Además, como parte de la estrategia contra la extorsión, informó, la Unidad ha congelado mil 443 cuentas que son parte de investigaciones por la comisión de dicho delito.
Reyes Colmenares también detalló que para llevar tales estrategias, la UIF trabaja en conjunto con la Secretaría de la Defensa Nacional, Marina, la Guardia Nacional, la Secretaría de Seguridad, la Fiscalía General de la República, entre otras instituciones.
UIF colabora con instituciones internacionales
Cabe señalar que la UIF también colabora con entidades internacionales, como la Red de Control de Delitos Financieros estadounidense (FinCEN, por sus siglas en inglés), el Grupo Egmont de Inteligencia Financiera, la Oficina de Control de Activos Financieros (OFAC, por sus siglas en inglés) y las embajadas del mundo en México.

La colaboración internacional, según Reyes Colmenares, es particularmente importante para los casos de lavado de dinero, un delito que recurrentemente es de carácter internacional, cuya comisión puede implicar la movilidad de activos de un país a otro.

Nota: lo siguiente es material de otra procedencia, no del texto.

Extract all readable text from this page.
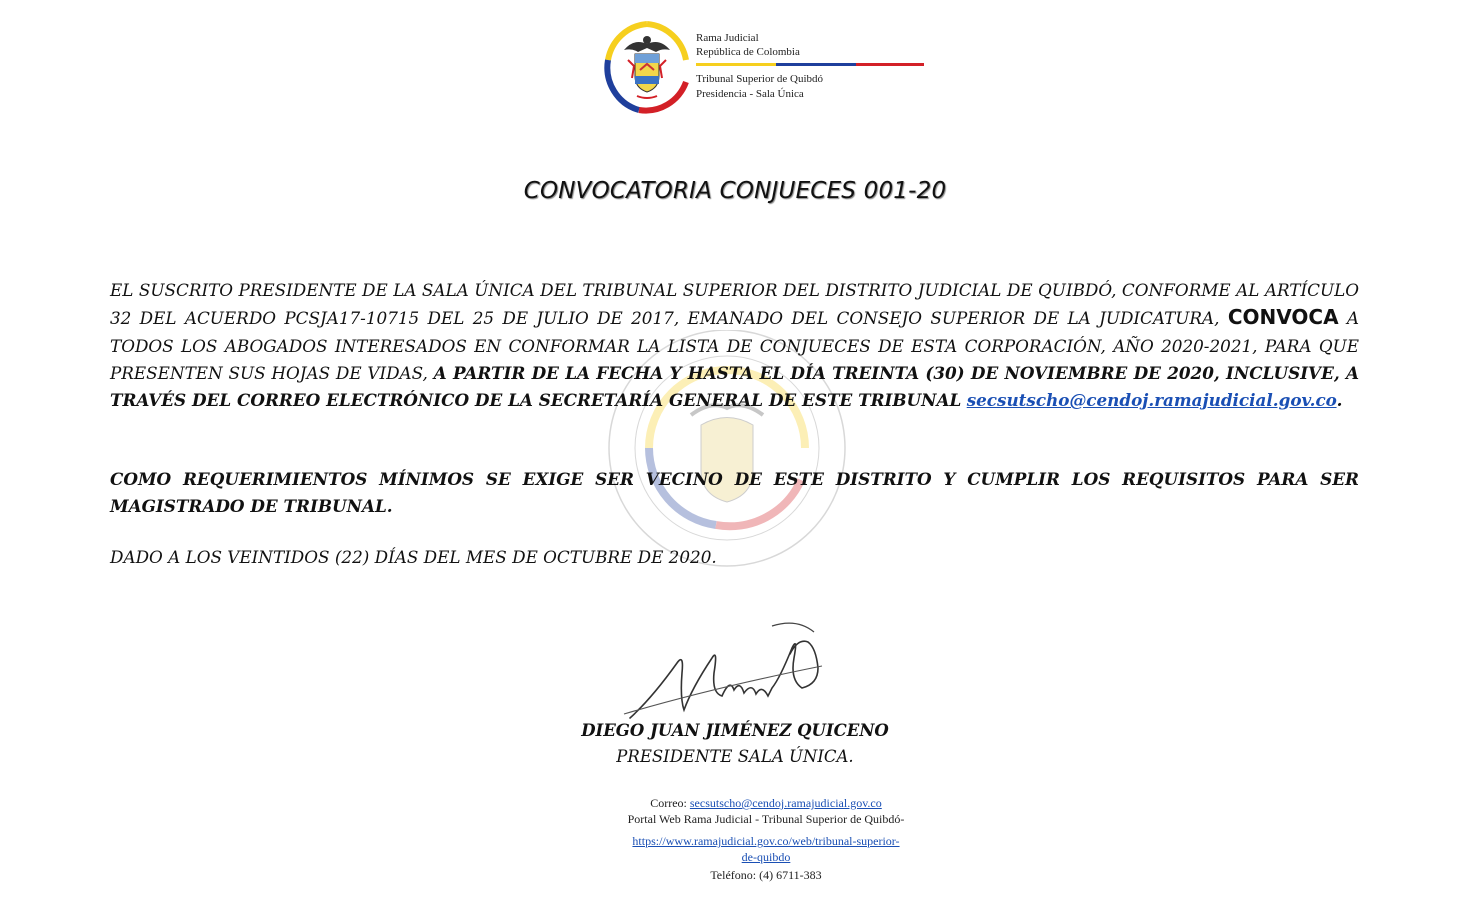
Rama Judicial
República de Colombia
Tribunal Superior de Quibdó
Presidencia - Sala Única
CONVOCATORIA CONJUECES 001-20
EL SUSCRITO PRESIDENTE DE LA SALA ÚNICA DEL TRIBUNAL SUPERIOR DEL DISTRITO JUDICIAL DE QUIBDÓ, CONFORME AL ARTÍCULO 32 DEL ACUERDO PCSJA17-10715 DEL 25 DE JULIO DE 2017, EMANADO DEL CONSEJO SUPERIOR DE LA JUDICATURA, CONVOCA A TODOS LOS ABOGADOS INTERESADOS EN CONFORMAR LA LISTA DE CONJUECES DE ESTA CORPORACIÓN, AÑO 2020-2021, PARA QUE PRESENTEN SUS HOJAS DE VIDAS, A PARTIR DE LA FECHA Y HASTA EL DÍA TREINTA (30) DE NOVIEMBRE DE 2020, INCLUSIVE, A TRAVÉS DEL CORREO ELECTRÓNICO DE LA SECRETARÍA GENERAL DE ESTE TRIBUNAL secsutscho@cendoj.ramajudicial.gov.co.
COMO REQUERIMIENTOS MÍNIMOS SE EXIGE SER VECINO DE ESTE DISTRITO Y CUMPLIR LOS REQUISITOS PARA SER MAGISTRADO DE TRIBUNAL.
DADO A LOS VEINTIDOS (22) DÍAS DEL MES DE OCTUBRE DE 2020.
DIEGO JUAN JIMÉNEZ QUICENO
PRESIDENTE SALA ÚNICA.
Correo: secsutscho@cendoj.ramajudicial.gov.co
Portal Web Rama Judicial - Tribunal Superior de Quibdó-
https://www.ramajudicial.gov.co/web/tribunal-superior-
de-quibdo
Teléfono: (4) 6711-383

Al ser cuestionado sobre si la Unidad cuenta con estrategias para revisar los activos que no pasan por la cuentas bancarias, como en el caso de las criptomonedas, Omar Reyes aseguró que trabajan en conjunto con otras entidades para analizar este tipo de activos´.
Critican modelo para congelar cuentas
José Mario de la Garza Marroquín, abogado y activista, cuestionó que la UIF, de poco más de 24 mil cuentas congeladas, solo el 31.9 por ciento corresponda al crimen organizado, y consideró que el problema es el modelo que las autoridades han construido para perseguir el dinero del crimen.
“El problema no es que el Estado persiga el dinero del crimen. Tiene que hacerlo y hacerlo rápido. El problema es el modelo que hemos construido: una autoridad administrativa puede congelar primero, con un estándar probatorio bajo, escuchar después al afectado y hoy enfrenta, además, muchos menos obstáculos para que un juez revierta cautelarmente esa decisión. En materia financiera eso es brutal: una empresa puede quebrar, una familia quedarse sin recursos y un profesionista perder todo antes de que llegue una sentencia que le dé la razón”, publicó en su cuenta de X.

Desde el punto de vista de De la Garza, las 24 mil 622 cuentas bloqueadas no solo son sinónimo de eficacia gubernamental, pues también es reflejo del enorme poder que tiene la UIF sobre el patrimonio de las personas.
“Por eso 24,622 cuentas bloqueadas no son sólo una cifra de eficacia gubernamental. Son también la medida del enorme poder que hoy tiene la UIF sobre el patrimonio de las personas. Combatir al crimen exige autoridades fuertes, sí. Pero el Estado de derecho exige algo todavía más importante: mientras mayor sea el poder para destruir financieramente a alguien, mayor debe ser el control independiente sobre quien aprieta el botón”, agregó.
Luz y sombra con los datos de la UIF sobre el congelamiento de cuentas, pues, por un lado muestra eficacia, pero, por el otro, también exhibe el enorme poder que mantiene sobre los recursos de los ciudadanos.